Zim

June 18, 2008

You know what’s disturbing? Finding out that someone who does the same job as you has been brutally murdered for it. Crazy as it may sound, I’m really against people getting killed for giving out leaflets. I’m against other people getting horribly killed of course – it largely goes without saying – but as I’ve found to be the case with both everyone else and myself, we just simply care more when there are similarities between ourselves and the victims. We tend to do so in an unspoken way, though – witness the stories about Mugabe’s initial land grab, back in 1997. Why was this newsworthy? Many other post-colonial African nations have done or are doing something similar, but somehow they don’t seem to merit the same level of attention.

I suggest this is because of Mugabe’s deliberate strategy of targeting the white-owned farms only, rather than all the larger landowners, many of whom were black. Thus, the press could report on a very simple and easy to sell story of white people having farms taken away by black people. And, like it or not, a story about people we very visibly are similar to being attacked by people we aren’t similar to is gruesomely fascinating. It’s not racist to find it thus, it’s analogous to the same stone-age instinct that makes us more concerned with the wellbeing of our families than with others. It only becomes racist when you cease to accord moral value to all of humanity, and begin to blame all black people for the actions of others. However, what it does do is sell newspapers.
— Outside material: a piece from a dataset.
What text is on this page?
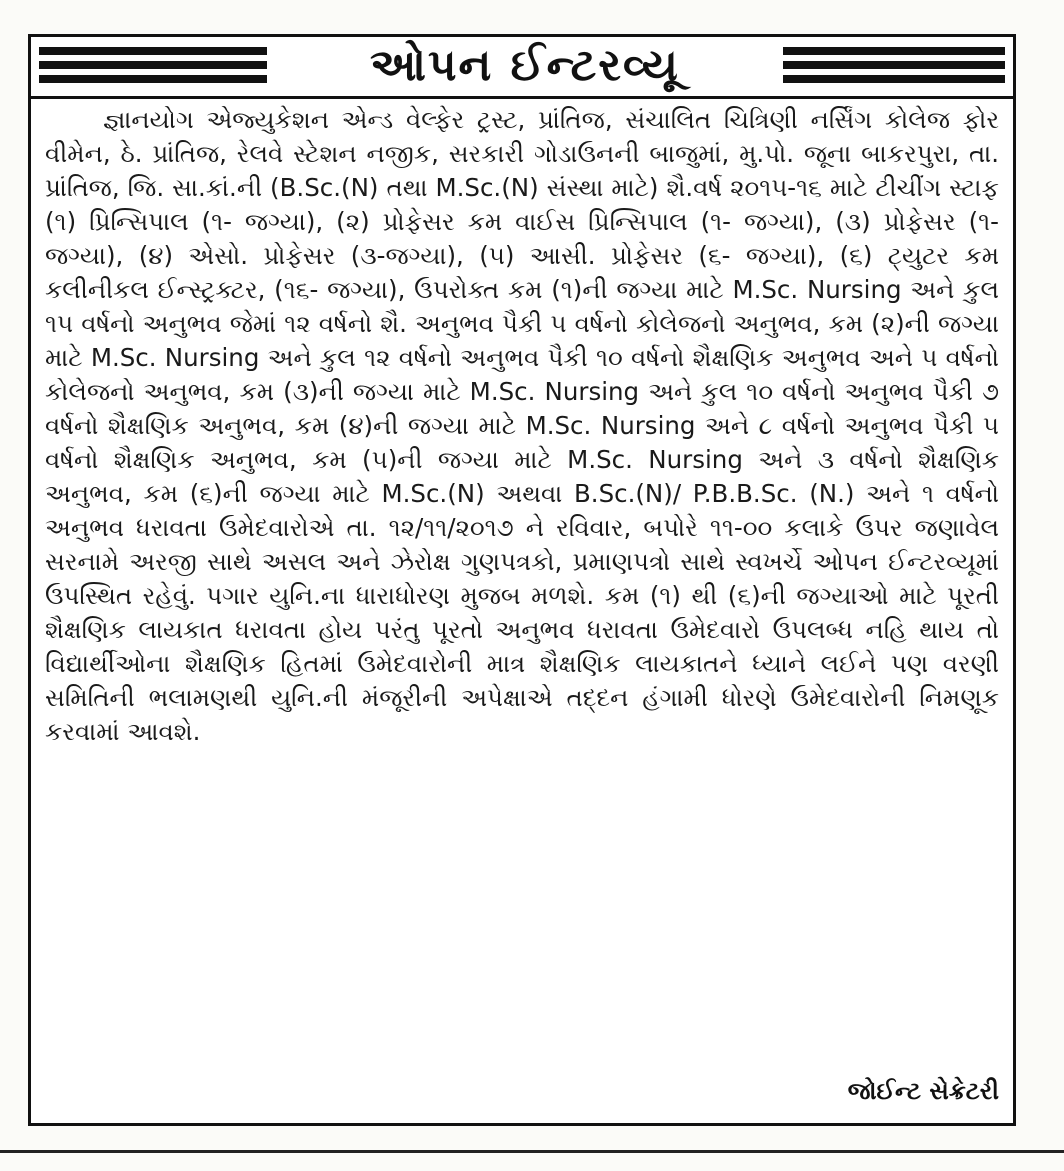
ઓપન ઈન્ટરવ્યૂ

જ્ઞાનયોગ એજ્યુકેશન એન્ડ વેલ્ફેર ટ્રસ્ટ, પ્રાંતિજ, સંચાલિત ચિત્રિણી નર્સિંગ કોલેજ ફોર વીમેન, ઠે. પ્રાંતિજ, રેલવે સ્ટેશન નજીક, સરકારી ગોડાઉનની બાજુમાં, મુ.પો. જૂના બાકરપુરા, તા. પ્રાંતિજ, જિ. સા.કાં.ની (B.Sc.(N) તથા M.Sc.(N) સંસ્થા માટે) શૈ.વર્ષ ૨૦૧૫-૧૬ માટે ટીચીંગ સ્ટાફ (૧) પ્રિન્સિપાલ (૧- જગ્યા), (૨) પ્રોફેસર કમ વાઈસ પ્રિન્સિપાલ (૧- જગ્યા), (૩) પ્રોફેસર (૧- જગ્યા), (૪) એસો. પ્રોફેસર (૩-જગ્યા), (૫) આસી. પ્રોફેસર (૬- જગ્યા), (૬) ટ્યુટર કમ કલીનીકલ ઈન્સ્ટ્રક્ટર, (૧૬- જગ્યા), ઉપરોક્ત કમ (૧)ની જગ્યા માટે M.Sc. Nursing અને કુલ ૧૫ વર્ષનો અનુભવ જેમાં ૧૨ વર્ષનો શૈ. અનુભવ પૈકી ૫ વર્ષનો કોલેજનો અનુભવ, કમ (૨)ની જગ્યા માટે M.Sc. Nursing અને કુલ ૧૨ વર્ષનો અનુભવ પૈકી ૧૦ વર્ષનો શૈક્ષણિક અનુભવ અને ૫ વર્ષનો કોલેજનો અનુભવ, કમ (૩)ની જગ્યા માટે M.Sc. Nursing અને કુલ ૧૦ વર્ષનો અનુભવ પૈકી ૭ વર્ષનો શૈક્ષણિક અનુભવ, કમ (૪)ની જગ્યા માટે M.Sc. Nursing અને ૮ વર્ષનો અનુભવ પૈકી ૫ વર્ષનો શૈક્ષણિક અનુભવ, કમ (૫)ની જગ્યા માટે M.Sc. Nursing અને ૩ વર્ષનો શૈક્ષણિક અનુભવ, કમ (૬)ની જગ્યા માટે M.Sc.(N) અથવા B.Sc.(N)/ P.B.B.Sc. (N.) અને ૧ વર્ષનો અનુભવ ધરાવતા ઉમેદવારોએ તા. ૧૨/૧૧/૨૦૧૭ ને રવિવાર, બપોરે ૧૧-૦૦ કલાકે ઉપર જણાવેલ સરનામે અરજી સાથે અસલ અને ઝેરોક્ષ ગુણપત્રકો, પ્રમાણપત્રો સાથે સ્વખર્ચે ઓપન ઈન્ટરવ્યૂમાં ઉપસ્થિત રહેવું. પગાર યુનિ.ના ધારાધોરણ મુજબ મળશે. કમ (૧) થી (૬)ની જગ્યાઓ માટે પૂરતી શૈક્ષણિક લાયકાત ધરાવતા હોય પરંતુ પૂરતો અનુભવ ધરાવતા ઉમેદવારો ઉપલબ્ધ નહિ થાય તો વિદ્યાર્થીઓના શૈક્ષણિક હિતમાં ઉમેદવારોની માત્ર શૈક્ષણિક લાયકાતને ધ્યાને લઈને પણ વરણી સમિતિની ભલામણથી યુનિ.ની મંજૂરીની અપેક્ષાએ તદ્દન હંગામી ધોરણે ઉમેદવારોની નિમણૂક કરવામાં આવશે.

જોઈન્ટ સેક્રેટરી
Again, like it or not, people found this story viscerally interesting, and papers that carried it sold more copies. Publishers noticed this, and continued to carry more stories about Zimbabwe. However, there’s a movement which seems to believe there’s some sort of conspiracy behind this, as though the British were building up moral support for the claim that Africans can’t govern themselves, in order to resurrect the Empire. You get comments like this one on Comment is Free, bewailing the fact that there’s so many bad things happening in Africa that the excessive focus on Zimbabwe is ludicrous. It’s not. It’s the market doing what it does. It’s just that no-one seems to want to talk about why people like the story. Funny that.